Sketching Low-Rank Plus Diagonal Matrices
Andres Fernandez, Felix Dangel, Philipp Hennig, Frank Schneider
TL;DR
The paper tackles recovering high-dimensional operators that admit a Low-Rank plus Diagonal (LoRD) structure from limited matrix-vector products. It proposes Sketchlord, a convex-optimization framework solved via ADMM to jointly estimate both low-rank and diagonal components, and shows that joint recovery markedly improves accuracy over independent or sequential strategies. Theoretical analysis on a toy LoRD operator and comprehensive synthetic experiments demonstrate that Sketchlord achieves high-fidelity LoRD reconstructions, with practical accelerations and broad stability across hyperparameters. While acknowledging runtime from the ADMM step, the method offers a principled, scalable approach for accurate Hessian-like operators in large-scale settings, with potential extensions to broader operator classes.
Abstract
Many relevant machine learning and scientific computing tasks involve high-dimensional linear operators accessible only via costly matrix-vector products. In this context, recent advances in sketched methods have enabled the construction of *either* low-rank *or* diagonal approximations from few matrix-vector products.
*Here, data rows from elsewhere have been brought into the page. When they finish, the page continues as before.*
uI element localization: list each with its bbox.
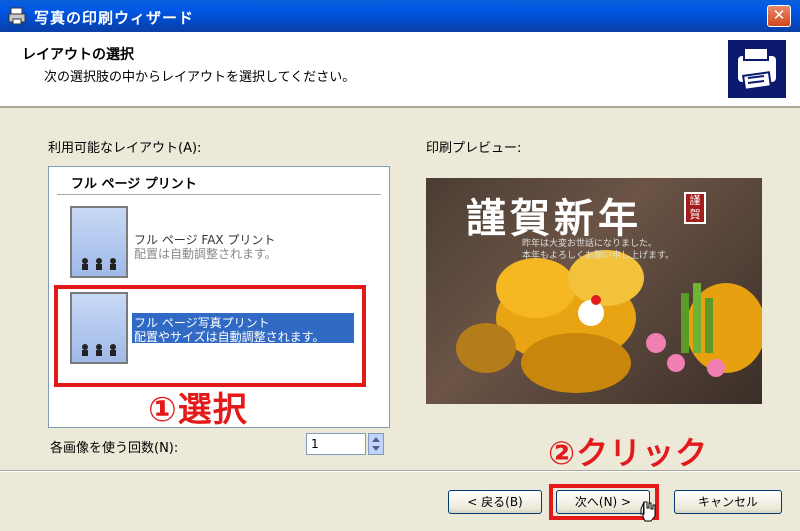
back-button[interactable]: < 戻る(B) (448, 490, 542, 514)
window-title: 写真の印刷ウィザード (34, 9, 195, 27)
layouts-label: 利用可能なレイアウト(A): (48, 141, 202, 156)
mouse-cursor-icon (640, 501, 656, 522)
highlight-box-layout (54, 285, 366, 387)
layout-group-header: フル ページ プリント (57, 173, 381, 195)
layout-item-desc: 配置は自動調整されます。 (134, 247, 277, 261)
page-title: レイアウトの選択 (22, 47, 134, 63)
printer-icon (8, 7, 26, 25)
print-wizard-window: 写真の印刷ウィザード ✕ レイアウトの選択 次の選択肢の中からレイアウトを選択し… (0, 0, 800, 531)
cancel-button[interactable]: キャンセル (674, 490, 782, 514)
photo-people-icon (82, 258, 116, 270)
spinner-arrows-icon (372, 437, 380, 451)
preview-message-line2: 本年もよろしくお願い申し上げます。 (522, 251, 675, 261)
title-bar[interactable]: 写真の印刷ウィザード ✕ (0, 0, 800, 32)
callout-step2: ②クリック (548, 434, 709, 472)
preview-stamp: 謹賀 (684, 192, 706, 224)
copies-input[interactable]: 1 (306, 433, 366, 455)
preview-label: 印刷プレビュー: (426, 141, 522, 156)
wizard-header: レイアウトの選択 次の選択肢の中からレイアウトを選択してください。 (0, 32, 800, 108)
callout-step1: ①選択 (148, 390, 248, 430)
close-button[interactable]: ✕ (767, 5, 791, 27)
print-preview: 謹賀新年 昨年は大変お世話になりました。 本年もよろしくお願い申し上げます。 謹… (426, 178, 762, 404)
layout-thumbnail-fax[interactable] (70, 206, 128, 278)
close-icon: ✕ (772, 6, 786, 24)
button-divider (0, 470, 800, 472)
copies-label: 各画像を使う回数(N): (50, 441, 179, 456)
copies-spinner[interactable] (368, 433, 384, 455)
wizard-printer-icon (728, 40, 786, 98)
page-subtitle: 次の選択肢の中からレイアウトを選択してください。 (44, 70, 356, 85)
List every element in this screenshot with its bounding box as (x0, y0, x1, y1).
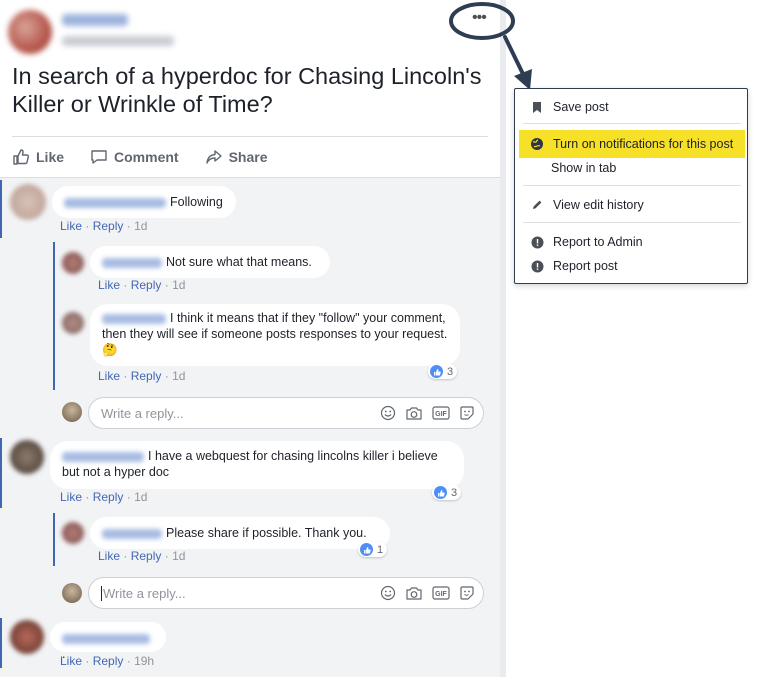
menu-divider (523, 123, 741, 124)
report-post-label: Report post (553, 259, 618, 273)
notifications-item[interactable]: Turn on notifications for this post (519, 130, 745, 158)
report-post-item[interactable]: Report post (515, 254, 747, 278)
alert-icon (529, 260, 545, 273)
notifications-label: Turn on notifications for this post (553, 137, 734, 151)
view-edit-history-label: View edit history (553, 198, 644, 212)
report-admin-label: Report to Admin (553, 235, 643, 249)
save-post-label: Save post (553, 100, 609, 114)
report-admin-item[interactable]: Report to Admin (515, 230, 747, 254)
annotation-highlight-ring (449, 2, 515, 40)
globe-icon (529, 137, 545, 151)
bookmark-icon (529, 101, 545, 114)
screenshot-stage: ••• In search of a hyperdoc for Chasing … (0, 0, 782, 677)
alert-icon (529, 236, 545, 249)
save-post-item[interactable]: Save post (515, 95, 747, 119)
view-edit-history-item[interactable]: View edit history (515, 193, 747, 217)
menu-divider (523, 185, 741, 186)
show-in-tab-item[interactable]: Show in tab (551, 161, 616, 175)
menu-divider (523, 222, 741, 223)
pencil-icon (529, 199, 545, 211)
post-options-menu: Save post Turn on notifications for this… (514, 88, 748, 284)
annotation-arrow-line (503, 35, 526, 78)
This provides great speedup and scalability, but approximation errors arise due to the assumed simpler structure. This work introduces SKETCHLORD, a method that simultaneously estimates both low-rank *and* diagonal components, targeting the broader class of Low-Rank *plus* Diagonal (LoRD) linear operators. We demonstrate theoretically and empirically that this joint estimation is superior also to any sequential variant (diagonal-then-low-rank or low-rank-then-diagonal). Then, we cast SKETCHLORD as a convex optimization problem, leading to a scalable algorithm. Comprehensive experiments on synthetic (approximate) LoRD matrices confirm SKETCHLORD's performance in accurately recovering these structures. This positions it as a valuable addition to the structured approximation toolkit, particularly when high-fidelity approximations are desired for large-scale operators, such as the deep learning Hessian.